I certainly would not wear my best shoes to go to Barasti (though being a girl, I am forever baffled as to how some women can walk on sand in high heels!)! I normally wear flip flops to go there but being NYE, I would go with your normal shoes (just to be on the safe side but certainly no fancy shoes required). 

P.S I am assuming you're a guy.


----------



## njj1986 (Dec 7, 2010)

I am a guy, and I will wear normal shoes (sure beats hailing a cab or getting lost by driving). Are you going?

Also, what gave it away that I am a guy?


----------



## Jynxgirl (Nov 27, 2009)

There are many people who read via their blackberry's or iphones or other electronic wonders of the world. I hope someone will have pity on you and send you a pm or message about where they are going... Uhhhhummmmmm (not clearing my throat)... Forum, where is the big crowds going to the populace places to invite some of the loaners??? Come on EF!


----------



## Maz25 (Jul 6, 2008)

njj1986 said:


> I am a guy, and I will wear normal shoes (sure beats hailing a cab or getting lost by driving). Are you going?
> 
> Also, what gave it away that I am a guy?


No, I've decided to stay home & watch the fireworks from my balcony. I can't stand the traffic on NYE!

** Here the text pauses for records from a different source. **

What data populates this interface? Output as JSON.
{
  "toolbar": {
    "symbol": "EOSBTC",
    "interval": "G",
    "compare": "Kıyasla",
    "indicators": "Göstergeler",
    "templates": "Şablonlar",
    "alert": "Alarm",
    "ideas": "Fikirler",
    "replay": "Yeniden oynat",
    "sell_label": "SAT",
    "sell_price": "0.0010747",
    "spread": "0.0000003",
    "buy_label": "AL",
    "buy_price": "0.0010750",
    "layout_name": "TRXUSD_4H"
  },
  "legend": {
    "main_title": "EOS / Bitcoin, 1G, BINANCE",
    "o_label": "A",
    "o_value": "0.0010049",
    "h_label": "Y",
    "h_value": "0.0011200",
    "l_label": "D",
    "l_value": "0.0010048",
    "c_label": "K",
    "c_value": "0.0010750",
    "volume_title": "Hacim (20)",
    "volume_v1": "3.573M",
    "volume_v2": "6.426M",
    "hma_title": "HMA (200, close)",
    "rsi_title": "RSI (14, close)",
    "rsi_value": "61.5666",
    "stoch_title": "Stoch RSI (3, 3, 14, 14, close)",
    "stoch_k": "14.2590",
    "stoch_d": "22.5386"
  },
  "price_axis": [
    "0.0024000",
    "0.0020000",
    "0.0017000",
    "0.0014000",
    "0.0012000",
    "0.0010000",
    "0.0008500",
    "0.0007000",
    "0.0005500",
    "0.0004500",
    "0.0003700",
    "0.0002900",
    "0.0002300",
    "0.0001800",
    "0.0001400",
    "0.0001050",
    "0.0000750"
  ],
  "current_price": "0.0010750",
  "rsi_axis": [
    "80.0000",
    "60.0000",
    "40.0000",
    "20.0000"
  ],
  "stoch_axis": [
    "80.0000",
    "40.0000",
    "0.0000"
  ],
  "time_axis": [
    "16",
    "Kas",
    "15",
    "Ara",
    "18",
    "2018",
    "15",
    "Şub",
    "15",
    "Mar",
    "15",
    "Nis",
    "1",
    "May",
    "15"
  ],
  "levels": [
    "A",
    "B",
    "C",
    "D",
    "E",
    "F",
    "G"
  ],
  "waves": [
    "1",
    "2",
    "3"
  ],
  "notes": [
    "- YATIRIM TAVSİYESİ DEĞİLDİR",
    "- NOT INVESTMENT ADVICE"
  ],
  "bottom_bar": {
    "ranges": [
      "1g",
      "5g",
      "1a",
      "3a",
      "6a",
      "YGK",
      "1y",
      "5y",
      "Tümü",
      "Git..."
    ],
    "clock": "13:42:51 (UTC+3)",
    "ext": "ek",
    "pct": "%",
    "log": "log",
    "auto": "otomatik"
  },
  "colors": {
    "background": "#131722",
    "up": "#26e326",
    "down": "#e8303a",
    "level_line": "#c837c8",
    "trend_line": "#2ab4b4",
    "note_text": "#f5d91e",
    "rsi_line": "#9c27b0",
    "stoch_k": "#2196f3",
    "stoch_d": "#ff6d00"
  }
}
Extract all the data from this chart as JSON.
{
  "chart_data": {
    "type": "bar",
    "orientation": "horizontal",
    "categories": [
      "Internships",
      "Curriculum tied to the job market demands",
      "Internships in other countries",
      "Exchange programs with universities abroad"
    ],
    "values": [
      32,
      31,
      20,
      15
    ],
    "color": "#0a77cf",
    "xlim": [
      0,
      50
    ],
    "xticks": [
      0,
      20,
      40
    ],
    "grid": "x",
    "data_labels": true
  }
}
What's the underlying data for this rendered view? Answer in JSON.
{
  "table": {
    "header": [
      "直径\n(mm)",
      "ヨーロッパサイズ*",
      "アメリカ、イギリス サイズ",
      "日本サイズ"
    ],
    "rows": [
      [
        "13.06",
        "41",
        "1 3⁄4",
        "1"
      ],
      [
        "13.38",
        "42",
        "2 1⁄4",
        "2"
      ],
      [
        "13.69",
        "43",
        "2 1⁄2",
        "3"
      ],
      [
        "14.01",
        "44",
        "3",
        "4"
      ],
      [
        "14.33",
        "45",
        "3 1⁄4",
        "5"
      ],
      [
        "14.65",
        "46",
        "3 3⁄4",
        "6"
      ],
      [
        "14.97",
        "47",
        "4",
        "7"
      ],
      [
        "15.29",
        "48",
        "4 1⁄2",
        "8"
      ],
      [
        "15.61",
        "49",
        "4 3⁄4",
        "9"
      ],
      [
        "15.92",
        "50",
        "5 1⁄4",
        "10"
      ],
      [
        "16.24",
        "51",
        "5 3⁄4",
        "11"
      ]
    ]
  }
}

Easy to tell that you're a guy! A girl would not be worried about shoes - it's high heels regardless of whether you are going to a beach bar or 5* hotel (unless you're me of course, then it's flip flops as long as you can get away with it! )

P.S If you're by Metropolitan Hotel, you deffo need to take a taxi. Barasti is next to Mina Seyahi hotel in the Marina (every taxi driver should know where it is). It doe get busy round closing time, so you may end up waiting a while to get a taxi home (unless you walk further down the road and just hail one) .


----------



## Bon Bon (Dec 18, 2010)

Hi all,Happy New Year.
Njj: We r still logging in until the new yr timing hits by.Wr are going with group of friends to Zinc in Crown Plaza for clubbing and music.
Feel fine if you wanna join us coz I can understand the situation of celebrating NYYE alone


----------



## njj1986 (Dec 7, 2010)

Bon Bon said:


> Hi all,Happy New Year.
> Njj: We r still logging in until the new yr timing hits by.Wr are going with group of friends to Zinc in Crown Plaza for clubbing and music.
> Feel fine if you wanna join us coz I can understand the situation of celebrating NYYE alone


Thanks so much for the invite! Is there a number where I can reach you?


----------



## njj1986 (Dec 7, 2010)

Maz25 said:


> No, I've decided to stay home & watch the fireworks from my balcony. I can't stand the traffic on NYE!
> 
> Easy to tell that you're a guy! A girl would not be worried about shoes - it's high heels regardless of whether you are going to a beach bar or 5* hotel (unless you're me of course, then it's flip flops as long as you can get away with it! )
> 
> P.S If you're by Metropolitan Hotel, you deffo need to take a taxi. Barasti is next to Mina Seyahi hotel in the Marina (every taxi driver should know where it is). It doe get busy round closing time, so you may end up waiting a while to get a taxi home (unless you walk further down the road and just hail one) .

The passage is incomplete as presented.